Friday, October 18, 2013

Rwanda Inc or Sustainable Rwanda

Some things I left out of the Nyarubuye trip that were interesting and mostly on the way back and then some other things related…mostly about alimentation:

First, rabbits and fish.

This is a photo of the fish farms now being cultivated throughout Rwanda.  They build these fish farms, then they put rabbits in cages over them.  The idea is that you feed the rabbits, the rabbits poo into the fish farm, the fish eat the rabbit poo.  Then Rwandans can eat both the rabbits and fish as they feed and multiply.  It's pretty awesome.  There are lots of these from some aid workers being created in the DRC and now they are moving into Rwanda.  I think it's an excellent idea.

 
Second, Imigongo or Kakira.

This is the sign of the Imigongo making company on the way back from Nyarubuye.  We stopped there with Nicole and D to look at them.  They are paintings made from the raw pigmentation materials around Rwandans and are pretty ubiquitous in Africa.  The reds are made from the red of the soil, the whites are made from the white clay deposits that can be found around, and the deep deep blacks are made from burning bananas and then taking the ashes and mixing that with aloe juice.  Imigongo are the names of the pieces of art and Kakira is the name of the process.  They used to be made from the hide of cows stretched and then scraped into shapes and patterns and then painted upon with the pigments.  This creates a three dimensional painting.  This is how they came to be called imigongo which means “back” in Kinyarwandan (from the back of the cow).  But now they are put on sanded boards or particle board which are then sculpted onto with clay and baked and then painted.

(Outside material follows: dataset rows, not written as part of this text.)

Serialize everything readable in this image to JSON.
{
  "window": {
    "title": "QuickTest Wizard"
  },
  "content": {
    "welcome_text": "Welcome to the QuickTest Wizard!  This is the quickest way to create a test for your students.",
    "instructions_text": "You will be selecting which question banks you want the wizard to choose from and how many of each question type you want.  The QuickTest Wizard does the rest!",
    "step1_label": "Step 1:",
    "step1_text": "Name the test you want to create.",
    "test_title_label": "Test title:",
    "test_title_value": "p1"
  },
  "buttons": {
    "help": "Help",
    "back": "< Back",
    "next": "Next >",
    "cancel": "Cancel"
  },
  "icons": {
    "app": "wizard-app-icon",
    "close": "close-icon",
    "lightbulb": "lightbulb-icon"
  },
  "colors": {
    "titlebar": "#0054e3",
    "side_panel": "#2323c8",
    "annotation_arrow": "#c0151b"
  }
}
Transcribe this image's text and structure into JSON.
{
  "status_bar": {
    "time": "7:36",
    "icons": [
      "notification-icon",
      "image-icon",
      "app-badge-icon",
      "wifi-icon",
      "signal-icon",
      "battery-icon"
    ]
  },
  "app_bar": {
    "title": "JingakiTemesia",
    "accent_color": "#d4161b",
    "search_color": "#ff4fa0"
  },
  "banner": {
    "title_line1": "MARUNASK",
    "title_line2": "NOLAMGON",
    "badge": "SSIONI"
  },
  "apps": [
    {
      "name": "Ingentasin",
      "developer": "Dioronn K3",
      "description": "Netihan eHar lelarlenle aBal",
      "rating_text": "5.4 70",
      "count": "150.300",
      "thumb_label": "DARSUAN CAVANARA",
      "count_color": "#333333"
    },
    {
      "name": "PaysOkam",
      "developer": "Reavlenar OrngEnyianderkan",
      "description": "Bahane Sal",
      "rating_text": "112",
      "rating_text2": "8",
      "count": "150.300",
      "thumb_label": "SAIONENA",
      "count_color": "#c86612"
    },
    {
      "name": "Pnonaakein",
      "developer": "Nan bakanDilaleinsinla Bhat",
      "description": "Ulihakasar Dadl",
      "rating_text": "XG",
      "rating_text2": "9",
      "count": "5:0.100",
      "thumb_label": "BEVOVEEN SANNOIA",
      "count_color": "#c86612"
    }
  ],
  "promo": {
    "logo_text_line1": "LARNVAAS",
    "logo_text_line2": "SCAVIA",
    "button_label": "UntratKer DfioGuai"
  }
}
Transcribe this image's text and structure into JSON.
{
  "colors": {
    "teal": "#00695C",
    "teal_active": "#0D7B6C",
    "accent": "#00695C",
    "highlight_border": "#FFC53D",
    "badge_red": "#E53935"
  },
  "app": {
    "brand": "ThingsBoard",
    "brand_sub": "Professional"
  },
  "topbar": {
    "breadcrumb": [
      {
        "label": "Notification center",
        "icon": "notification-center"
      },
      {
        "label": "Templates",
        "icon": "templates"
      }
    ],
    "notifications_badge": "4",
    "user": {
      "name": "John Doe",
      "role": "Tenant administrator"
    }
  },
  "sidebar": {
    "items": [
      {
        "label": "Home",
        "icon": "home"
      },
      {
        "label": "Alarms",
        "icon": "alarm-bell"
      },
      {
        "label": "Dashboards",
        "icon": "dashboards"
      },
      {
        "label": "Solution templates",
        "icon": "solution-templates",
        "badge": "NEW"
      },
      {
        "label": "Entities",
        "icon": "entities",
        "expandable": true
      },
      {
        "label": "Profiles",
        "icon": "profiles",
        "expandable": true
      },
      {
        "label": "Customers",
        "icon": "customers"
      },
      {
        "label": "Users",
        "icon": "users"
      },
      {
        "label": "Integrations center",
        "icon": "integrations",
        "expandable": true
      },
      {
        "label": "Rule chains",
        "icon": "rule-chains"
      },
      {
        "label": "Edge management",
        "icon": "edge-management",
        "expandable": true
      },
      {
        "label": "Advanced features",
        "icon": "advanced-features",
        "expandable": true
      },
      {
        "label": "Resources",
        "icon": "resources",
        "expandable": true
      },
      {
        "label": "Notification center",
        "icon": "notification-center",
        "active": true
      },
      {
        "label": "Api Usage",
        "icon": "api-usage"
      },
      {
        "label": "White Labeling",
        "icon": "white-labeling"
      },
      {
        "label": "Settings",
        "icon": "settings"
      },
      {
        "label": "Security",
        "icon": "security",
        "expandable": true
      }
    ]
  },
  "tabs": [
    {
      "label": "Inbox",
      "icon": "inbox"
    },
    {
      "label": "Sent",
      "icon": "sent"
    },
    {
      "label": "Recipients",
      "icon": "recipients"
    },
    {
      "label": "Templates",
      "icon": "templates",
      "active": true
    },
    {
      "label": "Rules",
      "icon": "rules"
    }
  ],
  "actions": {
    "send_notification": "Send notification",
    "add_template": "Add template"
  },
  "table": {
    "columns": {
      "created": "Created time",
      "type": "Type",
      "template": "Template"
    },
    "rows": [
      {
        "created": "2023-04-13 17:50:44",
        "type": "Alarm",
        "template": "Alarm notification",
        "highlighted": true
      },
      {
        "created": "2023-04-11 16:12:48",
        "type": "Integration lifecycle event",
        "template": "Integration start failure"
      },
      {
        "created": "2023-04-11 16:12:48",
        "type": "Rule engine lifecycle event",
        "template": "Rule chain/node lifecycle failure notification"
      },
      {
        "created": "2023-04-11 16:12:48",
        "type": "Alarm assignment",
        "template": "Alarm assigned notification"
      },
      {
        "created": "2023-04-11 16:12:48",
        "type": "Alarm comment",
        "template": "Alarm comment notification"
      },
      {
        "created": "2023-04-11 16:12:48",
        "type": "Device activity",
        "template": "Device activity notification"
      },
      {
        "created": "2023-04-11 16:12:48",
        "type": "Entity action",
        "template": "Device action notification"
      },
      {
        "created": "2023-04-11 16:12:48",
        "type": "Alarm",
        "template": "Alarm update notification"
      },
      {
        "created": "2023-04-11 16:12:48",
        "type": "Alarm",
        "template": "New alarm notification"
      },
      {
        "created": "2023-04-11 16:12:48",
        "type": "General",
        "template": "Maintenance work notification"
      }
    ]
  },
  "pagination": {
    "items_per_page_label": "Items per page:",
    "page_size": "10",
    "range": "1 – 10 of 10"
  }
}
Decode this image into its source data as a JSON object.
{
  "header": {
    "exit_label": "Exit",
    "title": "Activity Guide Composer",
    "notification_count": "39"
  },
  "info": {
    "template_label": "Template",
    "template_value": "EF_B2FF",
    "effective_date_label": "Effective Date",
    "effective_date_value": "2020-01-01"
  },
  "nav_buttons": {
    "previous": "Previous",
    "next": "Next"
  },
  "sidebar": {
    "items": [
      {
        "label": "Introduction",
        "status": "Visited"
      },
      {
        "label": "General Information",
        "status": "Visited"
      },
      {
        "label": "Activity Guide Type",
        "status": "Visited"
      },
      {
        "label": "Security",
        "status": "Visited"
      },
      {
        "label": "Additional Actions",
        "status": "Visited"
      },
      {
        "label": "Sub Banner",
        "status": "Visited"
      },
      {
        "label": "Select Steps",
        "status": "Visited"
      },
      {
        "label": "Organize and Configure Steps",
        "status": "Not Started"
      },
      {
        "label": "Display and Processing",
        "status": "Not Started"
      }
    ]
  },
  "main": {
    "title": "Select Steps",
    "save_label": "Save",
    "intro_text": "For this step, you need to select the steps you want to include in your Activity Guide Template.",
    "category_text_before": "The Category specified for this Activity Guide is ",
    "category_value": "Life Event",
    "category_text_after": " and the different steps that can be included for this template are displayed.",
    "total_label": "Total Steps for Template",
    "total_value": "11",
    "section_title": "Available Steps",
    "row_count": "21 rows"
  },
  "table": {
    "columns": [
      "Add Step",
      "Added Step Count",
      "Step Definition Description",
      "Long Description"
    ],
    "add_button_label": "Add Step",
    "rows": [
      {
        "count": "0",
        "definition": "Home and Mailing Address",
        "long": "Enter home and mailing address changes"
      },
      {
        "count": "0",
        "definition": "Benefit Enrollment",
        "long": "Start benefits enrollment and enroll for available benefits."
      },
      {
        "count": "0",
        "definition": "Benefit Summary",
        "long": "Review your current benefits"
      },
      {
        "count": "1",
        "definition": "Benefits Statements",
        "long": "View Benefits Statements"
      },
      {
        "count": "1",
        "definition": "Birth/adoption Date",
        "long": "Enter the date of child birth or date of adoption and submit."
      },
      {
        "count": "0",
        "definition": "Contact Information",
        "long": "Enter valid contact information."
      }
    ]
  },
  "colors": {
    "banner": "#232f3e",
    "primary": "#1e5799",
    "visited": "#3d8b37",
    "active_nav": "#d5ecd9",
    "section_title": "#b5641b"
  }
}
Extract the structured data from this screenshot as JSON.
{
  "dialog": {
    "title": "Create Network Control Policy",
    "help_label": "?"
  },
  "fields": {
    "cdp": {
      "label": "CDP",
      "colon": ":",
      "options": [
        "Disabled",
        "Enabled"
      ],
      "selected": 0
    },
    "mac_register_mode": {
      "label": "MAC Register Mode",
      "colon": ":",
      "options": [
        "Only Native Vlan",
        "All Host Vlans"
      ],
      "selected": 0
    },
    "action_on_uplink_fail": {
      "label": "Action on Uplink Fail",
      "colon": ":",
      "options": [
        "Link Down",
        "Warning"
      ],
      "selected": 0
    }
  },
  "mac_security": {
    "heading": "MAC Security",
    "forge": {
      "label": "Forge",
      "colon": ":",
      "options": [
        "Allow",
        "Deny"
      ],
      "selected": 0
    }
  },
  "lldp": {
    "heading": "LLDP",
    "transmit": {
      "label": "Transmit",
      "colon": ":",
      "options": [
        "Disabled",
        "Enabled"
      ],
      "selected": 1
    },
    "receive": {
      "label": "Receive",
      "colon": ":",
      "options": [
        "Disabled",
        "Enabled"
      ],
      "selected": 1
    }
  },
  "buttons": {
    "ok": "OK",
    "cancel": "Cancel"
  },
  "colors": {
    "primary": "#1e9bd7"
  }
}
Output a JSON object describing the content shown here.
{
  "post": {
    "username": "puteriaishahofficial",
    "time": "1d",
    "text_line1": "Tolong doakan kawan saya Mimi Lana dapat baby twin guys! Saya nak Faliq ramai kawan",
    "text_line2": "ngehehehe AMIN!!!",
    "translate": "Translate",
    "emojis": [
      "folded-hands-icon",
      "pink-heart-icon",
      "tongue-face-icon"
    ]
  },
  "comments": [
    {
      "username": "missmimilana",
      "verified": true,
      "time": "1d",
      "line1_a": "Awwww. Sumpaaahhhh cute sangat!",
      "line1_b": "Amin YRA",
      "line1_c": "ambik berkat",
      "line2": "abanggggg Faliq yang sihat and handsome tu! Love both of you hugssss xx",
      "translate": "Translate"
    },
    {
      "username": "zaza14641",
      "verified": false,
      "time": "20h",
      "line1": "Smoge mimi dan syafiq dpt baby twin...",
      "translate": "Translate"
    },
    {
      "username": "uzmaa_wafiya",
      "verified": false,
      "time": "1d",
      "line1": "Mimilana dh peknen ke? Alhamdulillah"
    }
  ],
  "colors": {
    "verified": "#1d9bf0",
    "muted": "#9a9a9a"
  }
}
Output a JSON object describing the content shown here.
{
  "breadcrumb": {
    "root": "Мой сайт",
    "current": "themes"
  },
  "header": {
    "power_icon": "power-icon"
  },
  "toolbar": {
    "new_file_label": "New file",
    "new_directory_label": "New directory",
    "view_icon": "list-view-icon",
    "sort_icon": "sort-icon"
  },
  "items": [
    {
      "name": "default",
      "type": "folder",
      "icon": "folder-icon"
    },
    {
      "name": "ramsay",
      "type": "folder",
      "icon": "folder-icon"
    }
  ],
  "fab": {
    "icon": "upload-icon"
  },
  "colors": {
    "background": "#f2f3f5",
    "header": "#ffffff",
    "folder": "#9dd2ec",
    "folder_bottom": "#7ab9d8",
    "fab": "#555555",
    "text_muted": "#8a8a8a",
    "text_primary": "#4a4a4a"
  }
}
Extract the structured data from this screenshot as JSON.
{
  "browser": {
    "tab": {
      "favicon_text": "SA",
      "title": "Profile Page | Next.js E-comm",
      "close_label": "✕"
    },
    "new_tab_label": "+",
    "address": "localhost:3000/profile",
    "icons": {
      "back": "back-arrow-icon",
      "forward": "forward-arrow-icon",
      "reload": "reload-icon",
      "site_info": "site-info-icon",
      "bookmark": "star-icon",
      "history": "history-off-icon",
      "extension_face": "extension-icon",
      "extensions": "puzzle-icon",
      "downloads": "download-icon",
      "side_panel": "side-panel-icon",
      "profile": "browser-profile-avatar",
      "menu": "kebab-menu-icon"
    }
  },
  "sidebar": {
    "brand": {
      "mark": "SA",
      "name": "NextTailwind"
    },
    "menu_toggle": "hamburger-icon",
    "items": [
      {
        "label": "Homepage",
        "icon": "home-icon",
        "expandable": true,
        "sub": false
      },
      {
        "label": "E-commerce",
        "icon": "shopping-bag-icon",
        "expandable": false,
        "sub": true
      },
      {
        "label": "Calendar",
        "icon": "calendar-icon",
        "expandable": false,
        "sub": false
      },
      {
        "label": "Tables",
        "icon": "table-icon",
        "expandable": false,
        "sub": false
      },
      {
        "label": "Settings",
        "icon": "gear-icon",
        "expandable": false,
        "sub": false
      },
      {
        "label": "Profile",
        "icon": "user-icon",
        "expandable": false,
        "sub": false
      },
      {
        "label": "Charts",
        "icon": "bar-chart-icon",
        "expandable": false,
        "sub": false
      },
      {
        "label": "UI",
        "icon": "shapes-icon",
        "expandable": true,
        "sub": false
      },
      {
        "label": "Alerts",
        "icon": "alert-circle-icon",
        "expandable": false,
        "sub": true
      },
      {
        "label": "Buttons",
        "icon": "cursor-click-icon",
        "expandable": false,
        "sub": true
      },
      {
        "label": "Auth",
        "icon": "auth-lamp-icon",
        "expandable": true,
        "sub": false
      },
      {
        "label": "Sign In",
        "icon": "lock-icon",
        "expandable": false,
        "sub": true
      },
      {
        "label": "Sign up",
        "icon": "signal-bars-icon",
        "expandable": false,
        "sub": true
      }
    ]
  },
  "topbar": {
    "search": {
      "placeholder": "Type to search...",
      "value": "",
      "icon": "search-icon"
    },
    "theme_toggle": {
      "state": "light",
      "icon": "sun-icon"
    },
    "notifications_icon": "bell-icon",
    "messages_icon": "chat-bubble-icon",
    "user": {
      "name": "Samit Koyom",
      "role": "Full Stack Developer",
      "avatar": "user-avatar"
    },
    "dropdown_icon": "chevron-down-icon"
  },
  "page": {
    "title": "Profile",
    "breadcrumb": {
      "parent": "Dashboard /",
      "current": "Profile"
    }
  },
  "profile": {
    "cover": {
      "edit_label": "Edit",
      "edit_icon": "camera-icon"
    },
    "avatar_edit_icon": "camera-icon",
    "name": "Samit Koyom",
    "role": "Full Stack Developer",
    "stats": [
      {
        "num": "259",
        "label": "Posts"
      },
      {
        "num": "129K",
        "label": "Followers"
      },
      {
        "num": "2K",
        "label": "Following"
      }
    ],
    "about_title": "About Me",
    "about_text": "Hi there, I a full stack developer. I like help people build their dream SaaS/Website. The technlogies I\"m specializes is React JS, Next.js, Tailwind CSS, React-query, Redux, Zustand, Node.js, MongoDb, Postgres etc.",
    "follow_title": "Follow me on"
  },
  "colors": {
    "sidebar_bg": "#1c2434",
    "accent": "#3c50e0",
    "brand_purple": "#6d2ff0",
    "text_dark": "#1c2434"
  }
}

After the genocide, many groups of women got together to start making different things that were part of traditional Rwandan culture, papyrus woven baskets and these paintings, in order to keep the pride of their culture alive and also to begin to make money for themselves while selling to others around them and also to tourists.  Most Rwandans have at least one of these types of designs on the walls of their house, there are two in my room, and lots and lots of things have designs similar to them.  Most of us can imagine the designs associated with Africa and they are outrageous and brazen and look deeply deeply modern except that they almost always use red and white and black, and sometimes yellow from flowers.  That is why they have this preference for these colors.  Because they are easy to get and make into paints.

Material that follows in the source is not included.